Les 243 filles

Bronze · Âme de la Rue

Margot

Le menton levé ne coûte rien du tout, et c’est le seul luxe que les VIP n’arrivent pas à s’acheter

« Je ne baisse pas les yeux la première. Si ça les vexe, ils n’ont qu’à me regarder de plus haut. Bon courage. »
Margot

D’où elle vient

Margot est née du mauvais côté du périph, dans une cité où les matins sentaient la limaille et le café rallongé. Père aux trois-huit, mère aux deux boulots, et elle au milieu, qui a compris très tôt une chose que l’école ne mettait pas au programme : la dignité ne coûte rien et rapporte tout. Elle a pris le port d’une duchesse comme d’autres prennent le bus — tous les jours, sans se poser de questions. Le médaillon en toc qu’elle porte au cou, elle le fait briller comme un joyau de couronne, et personne n’a jamais osé lui faire remarquer la différence.

Sa manière

Son royaume, c’est le trottoir, et elle le tient comme une cour. Les VIP qui s’aventurent dans son quartier s’attendent à de la déférence ; ils trouvent une fille d’ouvriers qui les regarde droit, les fait patienter poliment et ne rit jamais à leurs blagues par politesse. Ça les déroute une minute. Ensuite, ça les rend fous : enfin quelqu’un qui ne se vend pas au rabais.

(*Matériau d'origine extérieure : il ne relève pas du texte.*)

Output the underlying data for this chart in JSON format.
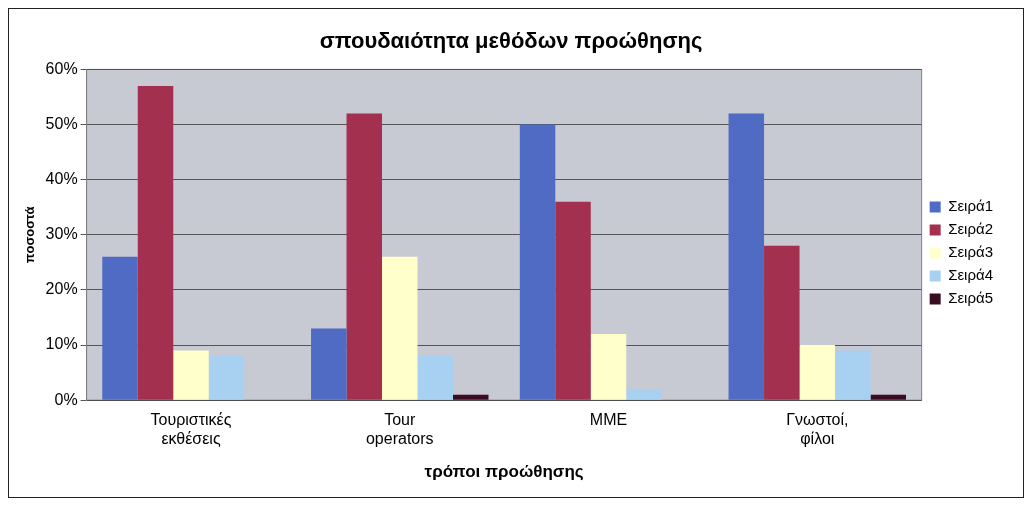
{
  "chart_data": {
    "type": "bar",
    "title": "σπουδαιότητα μεθόδων προώθησης",
    "xlabel": "τρόποι προώθησης",
    "ylabel": "ποσοστά",
    "categories": [
      "Τουριστικές εκθέσεις",
      "Tour operators",
      "ΜΜΕ",
      "Γνωστοί, φίλοι"
    ],
    "series": [
      {
        "name": "Σειρά1",
        "color": "#4f6bc4",
        "values": [
          26,
          13,
          50,
          52
        ]
      },
      {
        "name": "Σειρά2",
        "color": "#a3304f",
        "values": [
          57,
          52,
          36,
          28
        ]
      },
      {
        "name": "Σειρά3",
        "color": "#ffffcc",
        "values": [
          9,
          26,
          12,
          10
        ]
      },
      {
        "name": "Σειρά4",
        "color": "#a8d0f0",
        "values": [
          8,
          8,
          2,
          9
        ]
      },
      {
        "name": "Σειρά5",
        "color": "#3a0c22",
        "values": [
          0,
          1,
          0,
          1
        ]
      }
    ],
    "ylim": [
      0,
      60
    ],
    "yticks": [
      {
        "value": 0,
        "label": "0%"
      },
      {
        "value": 10,
        "label": "10%"
      },
      {
        "value": 20,
        "label": "20%"
      },
      {
        "value": 30,
        "label": "30%"
      },
      {
        "value": 40,
        "label": "40%"
      },
      {
        "value": 50,
        "label": "50%"
      },
      {
        "value": 60,
        "label": "60%"
      }
    ],
    "grid": "y",
    "legend": "right"
  }
}
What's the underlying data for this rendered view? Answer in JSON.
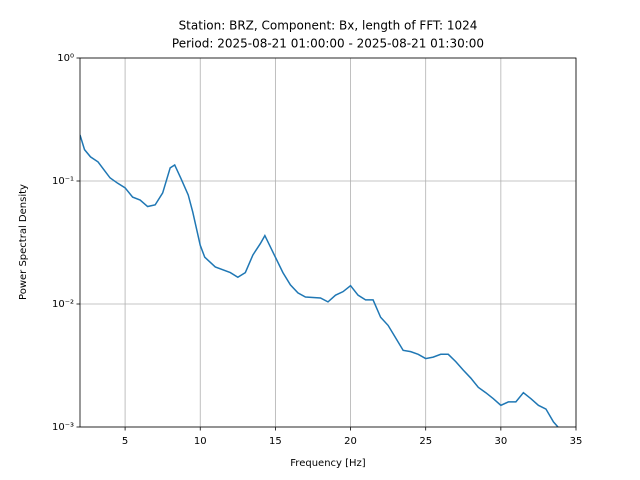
{
  "chart_data": {
    "type": "line",
    "title": "Station: BRZ, Component: Bx, length of FFT: 1024",
    "subtitle": "Period: 2025-08-21 01:00:00 - 2025-08-21 01:30:00",
    "x_label": "Frequency [Hz]",
    "y_label": "Power Spectral Density",
    "x": [
      2,
      2.3,
      2.7,
      3.2,
      3.6,
      4,
      4.5,
      5,
      5.5,
      6,
      6.5,
      7,
      7.5,
      8,
      8.3,
      8.7,
      9.2,
      9.5,
      10,
      10.3,
      11,
      12,
      12.5,
      13,
      13.5,
      14,
      14.3,
      15,
      15.5,
      16,
      16.5,
      17,
      18,
      18.5,
      19,
      19.5,
      20,
      20.5,
      21,
      21.5,
      22,
      22.5,
      23,
      23.5,
      24,
      24.5,
      25,
      25.5,
      26,
      26.5,
      27,
      27.5,
      28,
      28.5,
      29,
      29.5,
      30,
      30.5,
      31,
      31.5,
      32,
      32.5,
      33,
      33.5,
      33.8
    ],
    "values": [
      0.237,
      0.18,
      0.157,
      0.143,
      0.123,
      0.106,
      0.096,
      0.088,
      0.074,
      0.07,
      0.062,
      0.064,
      0.08,
      0.128,
      0.135,
      0.106,
      0.077,
      0.056,
      0.03,
      0.024,
      0.02,
      0.018,
      0.0165,
      0.018,
      0.025,
      0.031,
      0.036,
      0.024,
      0.018,
      0.0143,
      0.0123,
      0.0114,
      0.0112,
      0.0104,
      0.0118,
      0.0126,
      0.0141,
      0.0118,
      0.0108,
      0.0108,
      0.0078,
      0.0067,
      0.0053,
      0.0042,
      0.0041,
      0.0039,
      0.0036,
      0.0037,
      0.0039,
      0.0039,
      0.0034,
      0.0029,
      0.0025,
      0.0021,
      0.0019,
      0.0017,
      0.0015,
      0.0016,
      0.0016,
      0.0019,
      0.0017,
      0.0015,
      0.0014,
      0.0011,
      0.001
    ],
    "color": "#1f77b4",
    "xlim": [
      2,
      35
    ],
    "xticks": [
      5,
      10,
      15,
      20,
      25,
      30,
      35
    ],
    "ylim": [
      0.001,
      1
    ],
    "log_y": true,
    "yticks": [
      {
        "value": 0.001,
        "label": "10⁻³"
      },
      {
        "value": 0.01,
        "label": "10⁻²"
      },
      {
        "value": 0.1,
        "label": "10⁻¹"
      },
      {
        "value": 1,
        "label": "10⁰"
      }
    ],
    "grid": true
  }
}
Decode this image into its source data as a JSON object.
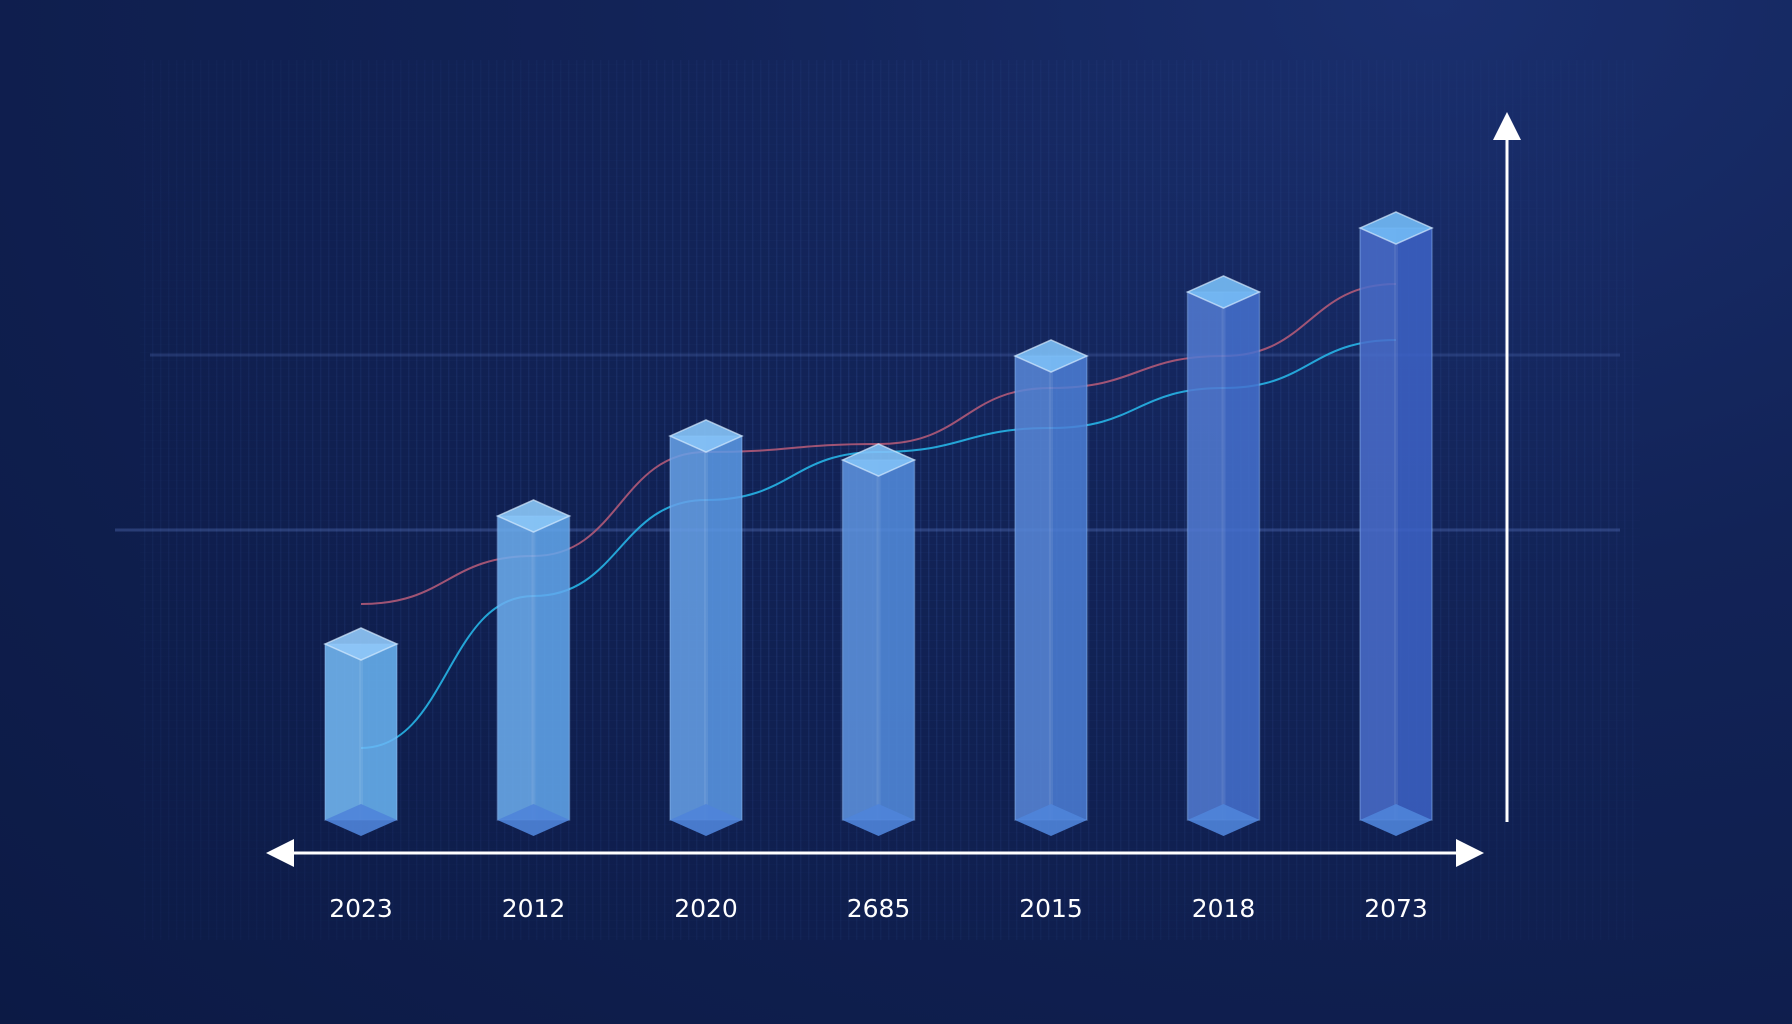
{
  "chart_data": {
    "type": "bar",
    "title": "",
    "xlabel": "",
    "ylabel": "",
    "categories": [
      "2023",
      "2012",
      "2020",
      "2685",
      "2015",
      "2018",
      "2073"
    ],
    "values": [
      22,
      38,
      48,
      45,
      58,
      66,
      74
    ],
    "ylim": [
      0,
      100
    ],
    "y_ticks_shown": false,
    "grid": false,
    "legend": "none",
    "overlay_lines": [
      {
        "color": "#27b4e6",
        "values": [
          9,
          28,
          40,
          46,
          49,
          54,
          60
        ]
      },
      {
        "color": "#b05a78",
        "values": [
          27,
          33,
          46,
          47,
          54,
          58,
          67
        ]
      }
    ]
  },
  "colors": {
    "background": "#0f1f50",
    "bar_light": "#6bb6f5",
    "bar_dark": "#3d63c7",
    "axis": "#ffffff"
  }
}
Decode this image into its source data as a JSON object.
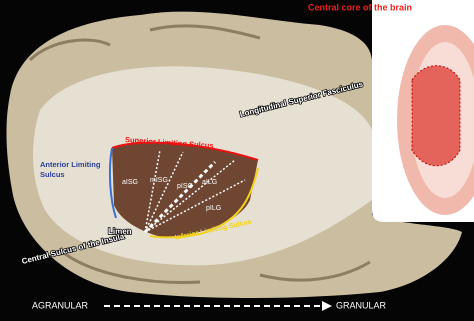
{
  "labels": {
    "inset_title": "Central core of the brain",
    "fasciculus": "Longitudinal Superior Fasciculus",
    "superior_sulcus": "Superior Limiting Sulcus",
    "anterior_sulcus": [
      "Anterior Limiting",
      "Sulcus"
    ],
    "gyri": [
      "aISG",
      "mISG",
      "pISG",
      "aILG",
      "pILG"
    ],
    "limen": "Limen",
    "central_sulcus": "Central Sulcus of the Insula",
    "inferior_sulcus": "Inferior Limiting Sulcus"
  },
  "axis": {
    "left": "AGRANULAR",
    "right": "GRANULAR"
  }
}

Alors ils paient le tarif du respect, qui est le plus élevé de tous. Tête haute, prix fermes : les grands comptes de la ville se refilent son coin de rue comme une adresse confidentielle, et repartent délestés avec le sentiment d’avoir été anoblis.

Ce qui la tient debout

L’ambition de Margot n’est pas un secret, c’est un plan quinquennal : une Maison à son nom, un jour, avec des lustres payés comptant. En attendant, elle veille sur les plus jeunes du quartier comme une aînée de cité — elle vérifie les coins sombres, note qui traîne où, et personne ne rentre seule quand elle est de service. Tenir les siennes et guetter pour elles : c’est comme ça qu’on se comporte, là d’où elle vient. Ses heures creuses, elle les passe à astiquer le médaillon. Le toc, bien entretenu, dure plus longtemps que l’or.

Son école

Âme de la Rue

L’école de la rue enseigne une seule matière : les gens, en version non maquillée. Tenir un cercle de badauds avec deux gobelets et une histoire, lire une poche, sentir une embrouille trois minutes avant qu’elle arrive. On y gagne un instinct que rien ne remplace ; on y perd le goût du confort — le velours l’ennuie, elle trouve que ça sent le piège. On reconnaît une Âme de la Rue à ceci : elle compte la salle avant d’y entrer, connaît les deux sorties, et parle au videur comme à un cousin… qui lui doit un service.

Son tempérament

L’Ambitieuse

Elle lit l’affiche de haut en bas, s’arrête à son nom, demande qui est au-dessus ; ce n’est pas une question, c’est un préavis… et un flirt avec le sommet.